It’s arguable whether Rybar accurately assessed Prime Minister Abiy's intentions, but what they concluded aligns with the prevailing narrative circulating around the Amhara Region and among anti-government activists right now. It portrays his policy as being driven by ulterior political-territorial motives instead of the innocent desire to sustainably stabilize the security situation prior to initiating the process for resolving Ethiopia’s many interregional disputes, which could potentially include referenda in some instances.
Rybar is one of Russia’s top Telegram channels with over one million subscribers, and it’s been cited by leading media across the world due to the reliability of its reporting as well as the astuteness of its analyses. Despite being independent of the Russian state, this channel approaches everything with its interpretation of Moscow’s interests in mind. For these reasons, its constructive critiques of Ethiopia’s military reorganization deserve to be reflected upon.
Everyone can read the original Russian-language post from Wednesday here, which can be automatically translated in the app itself or folks can simply employ Google Translate. Upon doing so, they’ll see that Rybar’s constructive critiques are summarized as follows:
* Their sources claim that Oromia’s over 300,000 regional forces have yet to be integrated;
* The TPLF hasn’t yet surrendered all heavy weaponry;
* These preceding points combine to worsen the Amhara’s “threat perception” of those two;
* Ethnically targeted attacks are still victimizing the Amhara, who feel more vulnerable than ever;
* The Somali Region is also assessed by Rybar as being unsupportive of the military reorganization too;
* There’s a chance that Al Shabaab could exploit unrest there to launch a cross-border terrorist offensive;
* And so too could other terrorist and rebel groups exploit events to go on the offensive elsewhere.

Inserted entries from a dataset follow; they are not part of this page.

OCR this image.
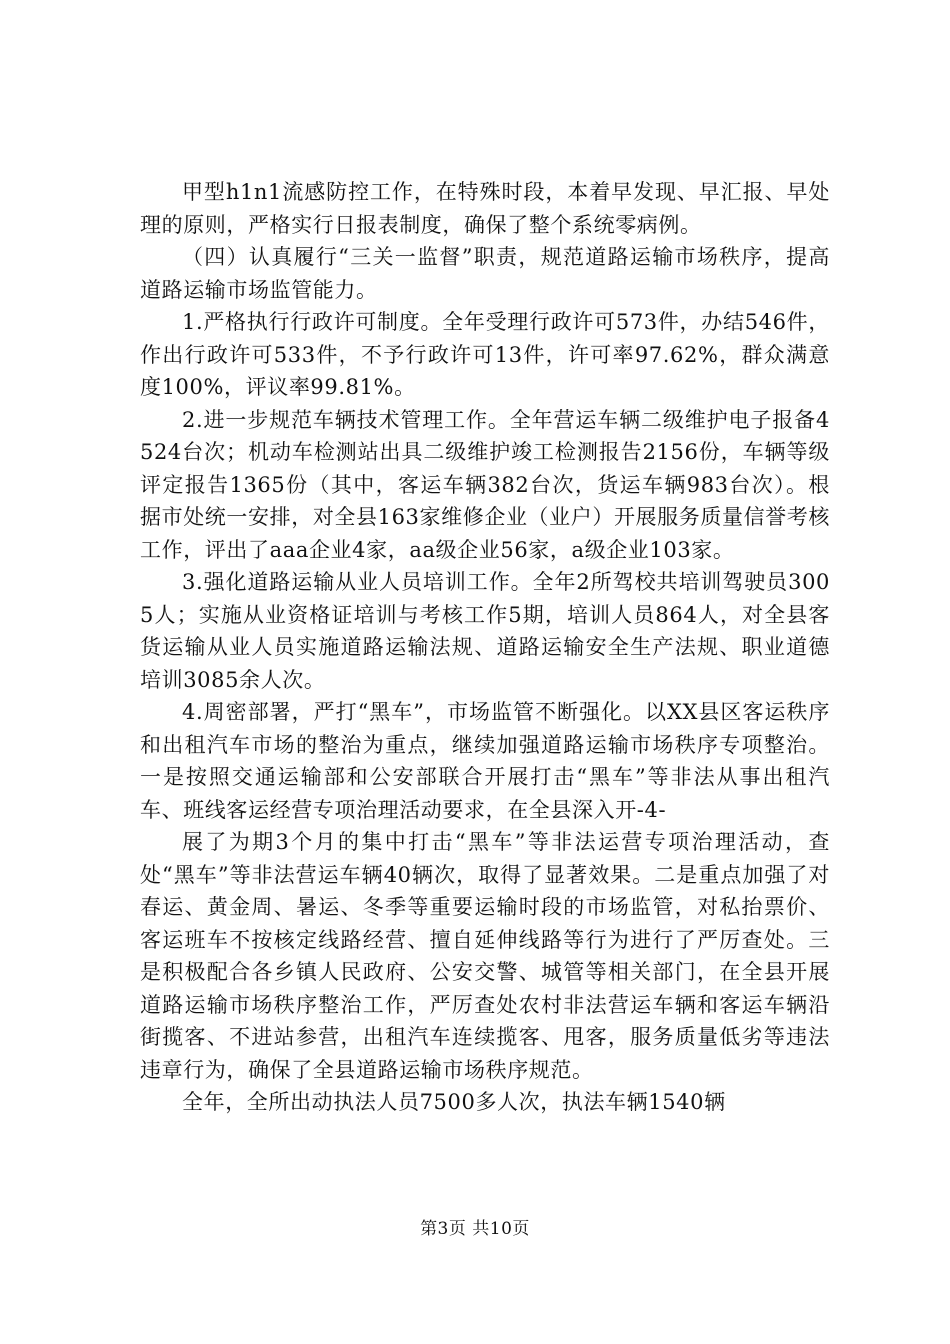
甲型h1n1流感防控工作，在特殊时段，本着早发现、早汇报、早处理的原则，严格实行日报表制度，确保了整个系统零病例。

（四）认真履行“三关一监督”职责，规范道路运输市场秩序，提高道路运输市场监管能力。

1.严格执行行政许可制度。全年受理行政许可573件，办结546件，作出行政许可533件，不予行政许可13件，许可率97.62%，群众满意度100%，评议率99.81%。

2.进一步规范车辆技术管理工作。全年营运车辆二级维护电子报备4524台次；机动车检测站出具二级维护竣工检测报告2156份，车辆等级评定报告1365份（其中，客运车辆382台次，货运车辆983台次）。根据市处统一安排，对全县163家维修企业（业户）开展服务质量信誉考核工作，评出了aaa企业4家，aa级企业56家，a级企业103家。

3.强化道路运输从业人员培训工作。全年2所驾校共培训驾驶员3005人；实施从业资格证培训与考核工作5期，培训人员864人，对全县客货运输从业人员实施道路运输法规、道路运输安全生产法规、职业道德培训3085余人次。

4.周密部署，严打“黑车”，市场监管不断强化。以XX县区客运秩序和出租汽车市场的整治为重点，继续加强道路运输市场秩序专项整治。一是按照交通运输部和公安部联合开展打击“黑车”等非法从事出租汽车、班线客运经营专项治理活动要求，在全县深入开-4-

展了为期3个月的集中打击“黑车”等非法运营专项治理活动，查处“黑车”等非法营运车辆40辆次，取得了显著效果。二是重点加强了对春运、黄金周、暑运、冬季等重要运输时段的市场监管，对私抬票价、客运班车不按核定线路经营、擅自延伸线路等行为进行了严厉查处。三是积极配合各乡镇人民政府、公安交警、城管等相关部门，在全县开展道路运输市场秩序整治工作，严厉查处农村非法营运车辆和客运车辆沿街揽客、不进站参营，出租汽车连续揽客、甩客，服务质量低劣等违法违章行为，确保了全县道路运输市场秩序规范。

全年，全所出动执法人员7500多人次，执法车辆1540辆

第3页 共10页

For these reasons, Rybar concluded that Prime Minister (PM) Abiy’s doubling down on this policy could be due to his desire to centralize power, after which he might make concessions towards the Oromia and Tigray Regions in order to win their loyalty (albeit at the Amhara’s expense, whether real or perceived).
It’s arguable whether they accurately assessed his intentions, but what they concluded aligns with the prevailing narrative circulating around the Amhara Region and among anti-government activists right now. It portrays PM Abiy’s policy as being driven by ulterior political-territorial motives instead of the innocent desire to sustainably stabilize the security situation prior to initiating the process for resolving Ethiopia’s many interregional disputes, which could potentially include referenda in some instances.
“Extremely Sensitive Differences Of Perception Are Responsible For Ethiopia’s Amhara Protests”, and the gap between that region’s people and the federal government appears to still be growing, at least from Rybar’s perspective. Returning back to its constructive critiques, despite them echoing the narratives circulating around the Amhara Region and among anti-government activists, they were arrived at independently and without any hidden agenda considering Russia’s status as Ethiopia’s historical partner.
The importance in pointing this out is that those conclusions might therefore have some credence to them seeing as how they’re now shared by the editorial staff that runs one of Russia’s top Telegram channels and can now no longer be dismissed purely as information warfare waged by the opposition. It’s up to Ethiopians themselves to resolve this dispute, not foreigners, and a pragmatic starting point might be for both sides to acknowledge the other’s perceptions despite still disagreeing with them.
From there, relevant representatives could discuss their respective differences in an attempt to clarify them with a view towards preventing any further escalations caused by this perception gap, with the resultant outcome of their meeting being the unveiling of a so-called “compromise perception”. The purpose of this would be to find some sort of middle ground between the two sides aimed at assuring their supporters that no foul play is afoot by either party, thus helping to assuage their concerns.
Without urgently restoring mutual trust even if only imperfectly, then there’s a credible risk that the latest events could spiral out of control into a self-sustaining cycle of destabilization, which all responsible stakeholders must do their utmost to preemptively avert. This will inevitably entail some difficult compromises, but it might be the only way to safely resolve the latest dispute. Hopefully everything will soon stabilize one way or another and Ethiopia can continue its post-war rehabilitation.